[Bug 1518430] Re: liberty: ~busy loop on epoll_wait being called with zero timeout

Aleksandr Shaposhnikov ashaposhnikov at mirantis.com
Wed Apr 20 17:34:22 UTC 2016


I could confirm that I could observe this bug definitely on Liberty on following services: neutron-server, nova-conductor. I couldn't confirm that for other because it requires additional monitoring/debugging. 
Steps to reproduce for neutron-server:

1.Deploy new cloud.
2. Measure CPU and MEM usage by neutron-server and take a look on strace of any pid which is associated with RPC worker.
3. Create 200-400 networks with routers.
4. Spawn 10000 vms (not at once, you could just spawn and delete them by 10-20 pcs).
5. Delete everything (networks, routers, vms).
6. Measure CPU/MEM usage and take a look on strace of neutron-server RPC worker.

Expected behavior:
Everything should be the same as at step 2 with non-significant changes in CPU/MEM.

Observer behavior:
Huge CPU load (1-2 cores), huge MEMORY load (6-7Gb) without doing anything useful at the moment ;) Stracing of RPC thread will show ~1k per second of EPOLL_WAITs with 0 timeout.

-- 
You received this bug notification because you are a member of Ubuntu
OpenStack, which is subscribed to nova in Ubuntu.
https://bugs.launchpad.net/bugs/1518430

Title:
  liberty: ~busy loop on epoll_wait being called with zero timeout

Status in Mirantis OpenStack:
  New
Status in OpenStack Compute (nova):
  New
Status in nova package in Ubuntu:
  Confirmed

Bug description:
  Context: openstack juju/maas deploy using 1510 charms release
  on trusty, with:
    openstack-origin: "cloud:trusty-liberty"
    source: "cloud:trusty-updates/liberty

  * Several openstack nova- and neutron- services, at least:
  nova-compute, neutron-server, nova-conductor,
  neutron-openvswitch-agent,neutron-vpn-agent
  show almost busy looping on epoll_wait() calls, with zero timeout set
  most frequently.
  - nova-compute (chose it b/cos single proc'd) strace and ltrace captures:
    http://paste.ubuntu.com/13371248/ (ltrace, strace)
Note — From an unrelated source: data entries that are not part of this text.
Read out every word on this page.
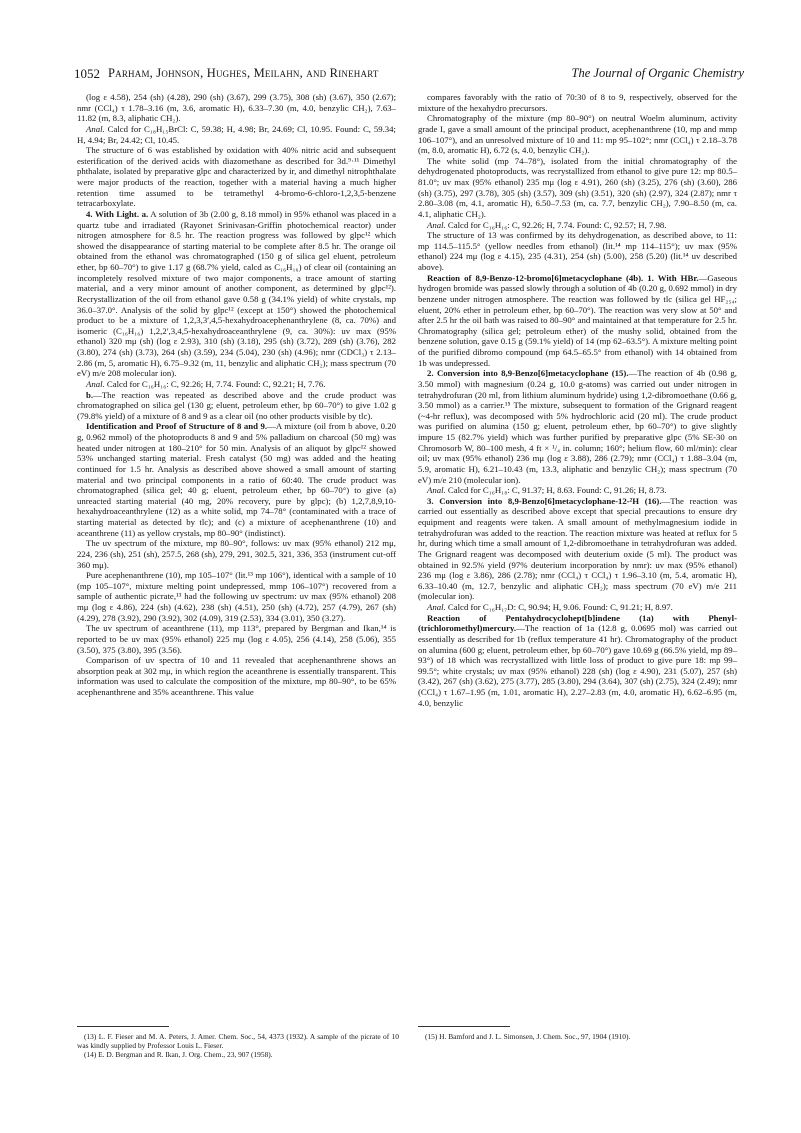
1052 Parham, Johnson, Hughes, Meilahn, and Rinehart	The Journal of Organic Chemistry

(log ε 4.58), 254 (sh) (4.28), 290 (sh) (3.67), 299 (3.75), 308 (sh) (3.67), 350 (2.67); nmr (CCl₄) τ 1.78–3.16 (m, 3.6, aromatic H), 6.33–7.30 (m, 4.0, benzylic CH₂), 7.63–11.82 (m, 8.3, aliphatic CH₂).

Anal. Calcd for C₁₈H₁₅BrCl: C, 59.38; H, 4.98; Br, 24.69; Cl, 10.95. Found: C, 59.34; H, 4.94; Br, 24.42; Cl, 10.45.

The structure of 6 was established by oxidation with 40% nitric acid and subsequent esterification of the derived acids with diazomethane as described for 3d.⁹·¹¹ Dimethyl phthalate, isolated by preparative glpc and characterized by ir, and dimethyl nitrophthalate were major products of the reaction, together with a material having a much higher retention time assumed to be tetramethyl 4-bromo-6-chloro-1,2,3,5-benzene tetracarboxylate.

4. With Light. a. A solution of 3b (2.00 g, 8.18 mmol) in 95% ethanol was placed in a quartz tube and irradiated (Rayonet Srinivasan-Griffin photochemical reactor) under nitrogen atmosphere for 8.5 hr. The reaction progress was followed by glpc¹² which showed the disappearance of starting material to be complete after 8.5 hr. The orange oil obtained from the ethanol was chromatographed (150 g of silica gel eluent, petroleum ether, bp 60–70°) to give 1.17 g (68.7% yield, calcd as C₁₆H₁₆) of clear oil (containing an incompletely resolved mixture of two major components, a trace amount of starting material, and a very minor amount of another component, as determined by glpc¹²). Recrystallization of the oil from ethanol gave 0.58 g (34.1% yield) of white crystals, mp 36.0–37.0°. Analysis of the solid by glpc¹² (except at 150°) showed the photochemical product to be a mixture of 1,2,3,3′,4,5-hexahydroacephenanthrylene (8, ca. 70%) and isomeric (C₁₆H₁₆) 1,2,2′,3,4,5-hexahydroaceanthrylene (9, ca. 30%): uv max (95% ethanol) 320 mμ (sh) (log ε 2.93), 310 (sh) (3.18), 295 (sh) (3.72), 289 (sh) (3.76), 282 (3.80), 274 (sh) (3.73), 264 (sh) (3.59), 234 (5.04), 230 (sh) (4.96); nmr (CDCl₃) τ 2.13–2.86 (m, 5, aromatic H), 6.75–9.32 (m, 11, benzylic and aliphatic CH₂); mass spectrum (70 eV) m/e 208 molecular ion).

Anal. Calcd for C₁₆H₁₆: C, 92.26; H, 7.74. Found: C, 92.21; H, 7.76.

b.—The reaction was repeated as described above and the crude product was chromatographed on silica gel (130 g; eluent, petroleum ether, bp 60–70°) to give 1.02 g (79.8% yield) of a mixture of 8 and 9 as a clear oil (no other products visible by tlc).

Identification and Proof of Structure of 8 and 9.—A mixture (oil from b above, 0.20 g, 0.962 mmol) of the photoproducts 8 and 9 and 5% palladium on charcoal (50 mg) was heated under nitrogen at 180–210° for 50 min. Analysis of an aliquot by glpc¹² showed 53% unchanged starting material. Fresh catalyst (50 mg) was added and the heating continued for 1.5 hr. Analysis as described above showed a small amount of starting material and two principal components in a ratio of 60:40. The crude product was chromatographed (silica gel; 40 g; eluent, petroleum ether, bp 60–70°) to give (a) unreacted starting material (40 mg, 20% recovery, pure by glpc); (b) 1,2,7,8,9,10-hexahydroaceanthrylene (12) as a white solid, mp 74–78° (contaminated with a trace of starting material as detected by tlc); and (c) a mixture of acephenanthrene (10) and aceanthrene (11) as yellow crystals, mp 80–90° (indistinct).

The uv spectrum of the mixture, mp 80–90°, follows: uv max (95% ethanol) 212 mμ, 224, 236 (sh), 251 (sh), 257.5, 268 (sh), 279, 291, 302.5, 321, 336, 353 (instrument cut-off 360 mμ).

Pure acephenanthrene (10), mp 105–107° (lit.¹³ mp 106°), identical with a sample of 10 (mp 105–107°, mixture melting point undepressed, mmp 106–107°) recovered from a sample of authentic picrate,¹³ had the following uv spectrum: uv max (95% ethanol) 208 mμ (log ε 4.86), 224 (sh) (4.62), 238 (sh) (4.51), 250 (sh) (4.72), 257 (4.79), 267 (sh) (4.29), 278 (3.92), 290 (3.92), 302 (4.09), 319 (2.53), 334 (3.01), 350 (3.27).

The uv spectrum of aceanthrene (11), mp 113°, prepared by Bergman and Ikan,¹⁴ is reported to be uv max (95% ethanol) 225 mμ (log ε 4.05), 256 (4.14), 258 (5.06), 355 (3.50), 375 (3.80), 395 (3.56).

Comparison of uv spectra of 10 and 11 revealed that acephenanthrene shows an absorption peak at 302 mμ, in which region the aceanthrene is essentially transparent. This information was used to calculate the composition of the mixture, mp 80–90°, to be 65% acephenanthrene and 35% aceanthrene. This value

compares favorably with the ratio of 70:30 of 8 to 9, respectively, observed for the mixture of the hexahydro precursors.

Chromatography of the mixture (mp 80–90°) on neutral Woelm aluminum, activity grade I, gave a small amount of the principal product, acephenanthrene (10, mp and mmp 106–107°), and an unresolved mixture of 10 and 11: mp 95–102°; nmr (CCl₄) τ 2.18–3.78 (m, 8.0, aromatic H), 6.72 (s, 4.0, benzylic CH₂).

The white solid (mp 74–78°), isolated from the initial chromatography of the dehydrogenated photoproducts, was recrystallized from ethanol to give pure 12: mp 80.5–81.0°; uv max (95% ethanol) 235 mμ (log ε 4.91), 260 (sh) (3.25), 276 (sh) (3.60), 286 (sh) (3.75), 297 (3.78), 305 (sh) (3.57), 309 (sh) (3.51), 320 (sh) (2.97), 324 (2.87); nmr τ 2.80–3.08 (m, 4.1, aromatic H), 6.50–7.53 (m, ca. 7.7, benzylic CH₂), 7.90–8.50 (m, ca. 4.1, aliphatic CH₂).

Anal. Calcd for C₁₆H₁₆: C, 92.26; H, 7.74. Found: C, 92.57; H, 7.98.

The structure of 13 was confirmed by its dehydrogenation, as described above, to 11: mp 114.5–115.5° (yellow needles from ethanol) (lit.¹⁴ mp 114–115°); uv max (95% ethanol) 224 mμ (log ε 4.15), 235 (4.31), 254 (sh) (5.00), 258 (5.20) (lit.¹⁴ uv described above).

Reaction of 8,9-Benzo-12-bromo[6]metacyclophane (4b). 1. With HBr.—Gaseous hydrogen bromide was passed slowly through a solution of 4b (0.20 g, 0.692 mmol) in dry benzene under nitrogen atmosphere. The reaction was followed by tlc (silica gel HF₂₅₄; eluent, 20% ether in petroleum ether, bp 60–70°). The reaction was very slow at 50° and after 2.5 hr the oil bath was raised to 80–90° and maintained at that temperature for 2.5 hr. Chromatography (silica gel; petroleum ether) of the mushy solid, obtained from the benzene solution, gave 0.15 g (59.1% yield) of 14 (mp 62–63.5°). A mixture melting point of the purified dibromo compound (mp 64.5–65.5° from ethanol) with 14 obtained from 1b was undepressed.

2. Conversion into 8,9-Benzo[6]metacyclophane (15).—The reaction of 4b (0.98 g, 3.50 mmol) with magnesium (0.24 g, 10.0 g-atoms) was carried out under nitrogen in tetrahydrofuran (20 ml, from lithium aluminum hydride) using 1,2-dibromoethane (0.66 g, 3.50 mmol) as a carrier.¹⁵ The mixture, subsequent to formation of the Grignard reagent (~4-hr reflux), was decomposed with 5% hydrochloric acid (20 ml). The crude product was purified on alumina (150 g; eluent, petroleum ether, bp 60–70°) to give slightly impure 15 (82.7% yield) which was further purified by preparative glpc (5% SE-30 on Chromosorb W, 80–100 mesh, 4 ft × ¹/₄ in. column; 160°; helium flow, 60 ml/min): clear oil; uv max (95% ethanol) 236 mμ (log ε 3.88), 286 (2.79); nmr (CCl₄) τ 1.88–3.04 (m, 5.9, aromatic H), 6.21–10.43 (m, 13.3, aliphatic and benzylic CH₂); mass spectrum (70 eV) m/e 210 (molecular ion).

Anal. Calcd for C₁₆H₁₈: C, 91.37; H, 8.63. Found: C, 91.26; H, 8.73.

3. Conversion into 8,9-Benzo[6]metacyclophane-12-²H (16).—The reaction was carried out essentially as described above except that special precautions to ensure dry equipment and reagents were taken. A small amount of methylmagnesium iodide in tetrahydrofuran was added to the reaction. The reaction mixture was heated at reflux for 5 hr, during which time a small amount of 1,2-dibromoethane in tetrahydrofuran was added. The Grignard reagent was decomposed with deuterium oxide (5 ml). The product was obtained in 92.5% yield (97% deuterium incorporation by nmr): uv max (95% ethanol) 236 mμ (log ε 3.86), 286 (2.78); nmr (CCl₄) τ CCl₄) τ 1.96–3.10 (m, 5.4, aromatic H), 6.33–10.40 (m, 12.7, benzylic and aliphatic CH₂); mass spectrum (70 eV) m/e 211 (molecular ion).

Anal. Calcd for C₁₆H₁₇D: C, 90.94; H, 9.06. Found: C, 91.21; H, 8.97.

Reaction of Pentahydrocyclohept[b]indene (1a) with Phenyl-(trichloromethyl)mercury.—The reaction of 1a (12.8 g, 0.0695 mol) was carried out essentially as described for 1b (reflux temperature 41 hr). Chromatography of the product on alumina (600 g; eluent, petroleum ether, bp 60–70°) gave 10.69 g (66.5% yield, mp 89–93°) of 18 which was recrystallized with little loss of product to give pure 18: mp 99–99.5°; white crystals; uv max (95% ethanol) 228 (sh) (log ε 4.90), 231 (5.07), 257 (sh) (3.42), 267 (sh) (3.62), 275 (3.77), 285 (3.80), 294 (3.64), 307 (sh) (2.75), 324 (2.49); nmr (CCl₄) τ 1.67–1.95 (m, 1.01, aromatic H), 2.27–2.83 (m, 4.0, aromatic H), 6.62–6.95 (m, 4.0, benzylic

(13) L. F. Fieser and M. A. Peters, J. Amer. Chem. Soc., 54, 4373 (1932). A sample of the picrate of 10 was kindly supplied by Professor Louis L. Fieser.

(14) E. D. Bergman and R. Ikan, J. Org. Chem., 23, 907 (1958).

(15) H. Bamford and J. L. Simonsen, J. Chem. Soc., 97, 1904 (1910).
  As comparison, this is how it looks on a kilo deploy:
  - http://paste.ubuntu.com/13371635/

  * 'top' sample from a nova-cloud-controller unit from
     this completely idle stack:
    http://paste.ubuntu.com/13371809/

  FYI *not* seeing this behavior on keystone, glance, cinder,
  ceilometer-api.

  As this issue is present on several components, it likely comes
  from common libraries (oslo concurrency?), fyi filed the bug to
  nova itself as a starting point for debugging.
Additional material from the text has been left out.